Yesterday I republished an editorial from 2014 for the holiday. The topic was production subsets of data, which has been something that many data professionals have struggled with for years. Many of us have built scripts to delete, change, obfuscate, or alter production restores as a way of providing useful, but manageable development database sets. Or maybe it’s just some of us. I’m sure more than a few of us have given up on this task and just restored production databases in entirety to test and development systems.
I changed over my career to become a fan of additively building a known dataset rather than deleting extra data. I advocate adding rows from production (properly masked/obfuscated) and maintaining this set over time as requirements change. However, this isn’t without it’s own administrative headaches. I think it’s easier, but this does require commitment from everyone to keep going over time. It’s certainly better than each developer adding their own 10 rows of data to a table for testing.
A year ago, Redgate released SQL Clone, designed to solve some of these issues. Once an image is created, new databases for test and development and be provisioned in seconds. I found this to be an amazing product that really changes how I develop against databases, though it does require me to stop getting caught up trying to undo changes or manage a single database. Instead, I need to ensure I am saving code to version control and then build the habit to drop and rebuild a baseline database.
As we’ve worked on SQL Clone, I’ve found that there are lots of companies that offer similar ways of virtualizing your data, giving you access to large, production scale systems in seconds. Data masking, obfuscation, and more are features, with some vendors requiring specific hardware. Others, like Red Gate, have software add-ons (Data Masker). All of these products cost money, which can be an issue for many organizations, but I’m glad that this technology is growing and advancing. With GDPR and other draft legislation, many of us need to take better care of our data and build more secure architectures.
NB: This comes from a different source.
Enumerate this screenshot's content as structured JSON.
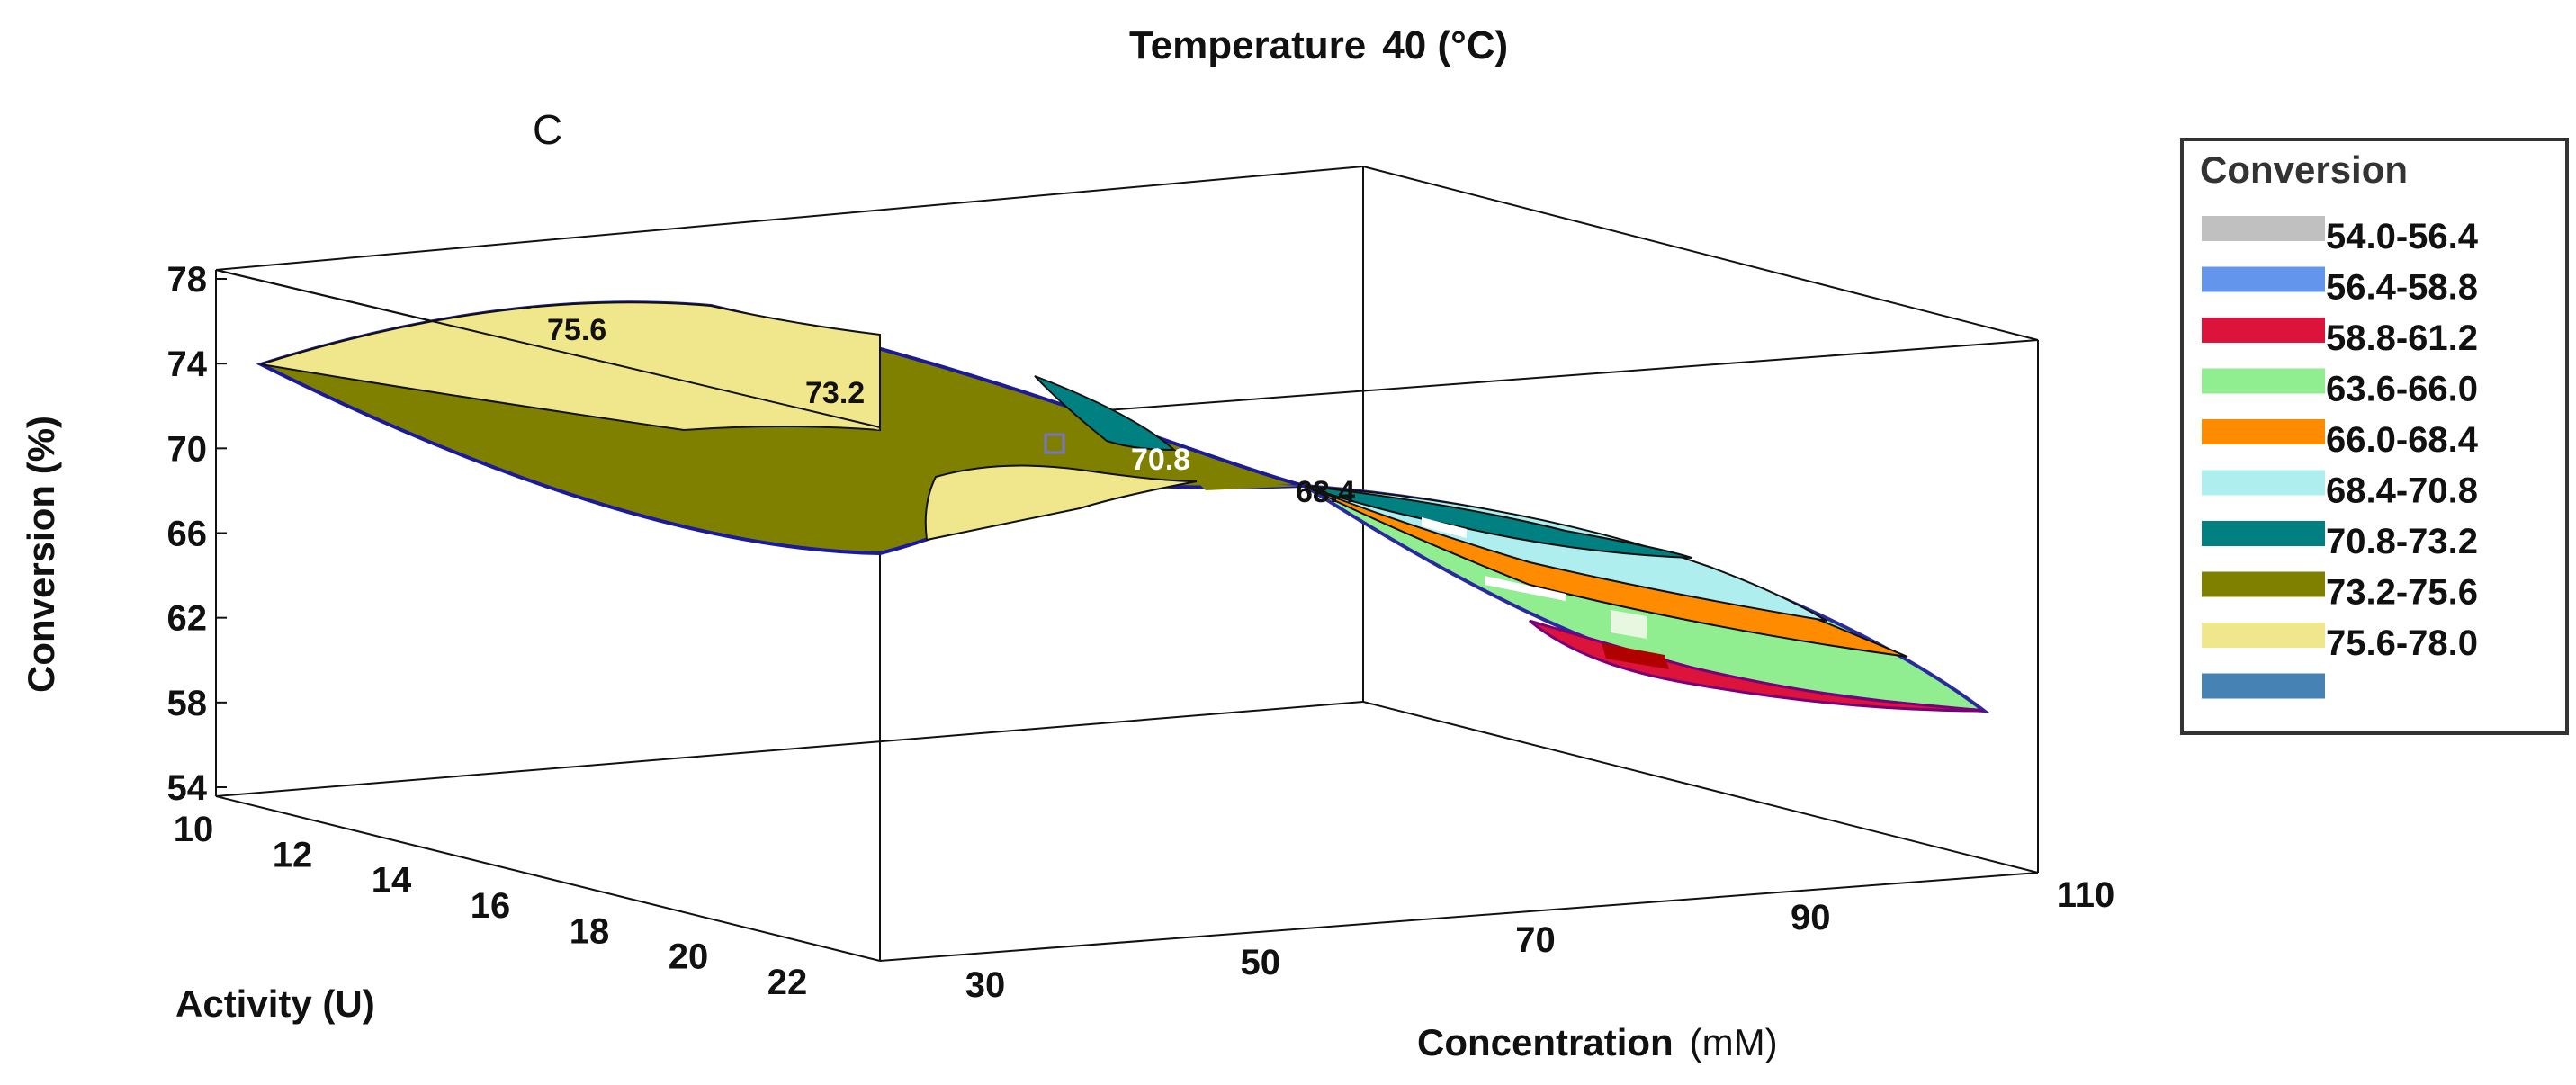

Containers are another interesting way to virtualiza data, though they don’t solve the scale issues. If you can work with a smaller data set, and maintain that, then containers might provide a fantastic way for you to learn to build, teardown, and rebuild databases in seconds.
The world of databases hasn’t changed a lot in some ways across my career, but in others, I’m amazed. Data virtualization is one of these areas, and if you haven’t trialed the technology, maybe you should give it a whirl this year.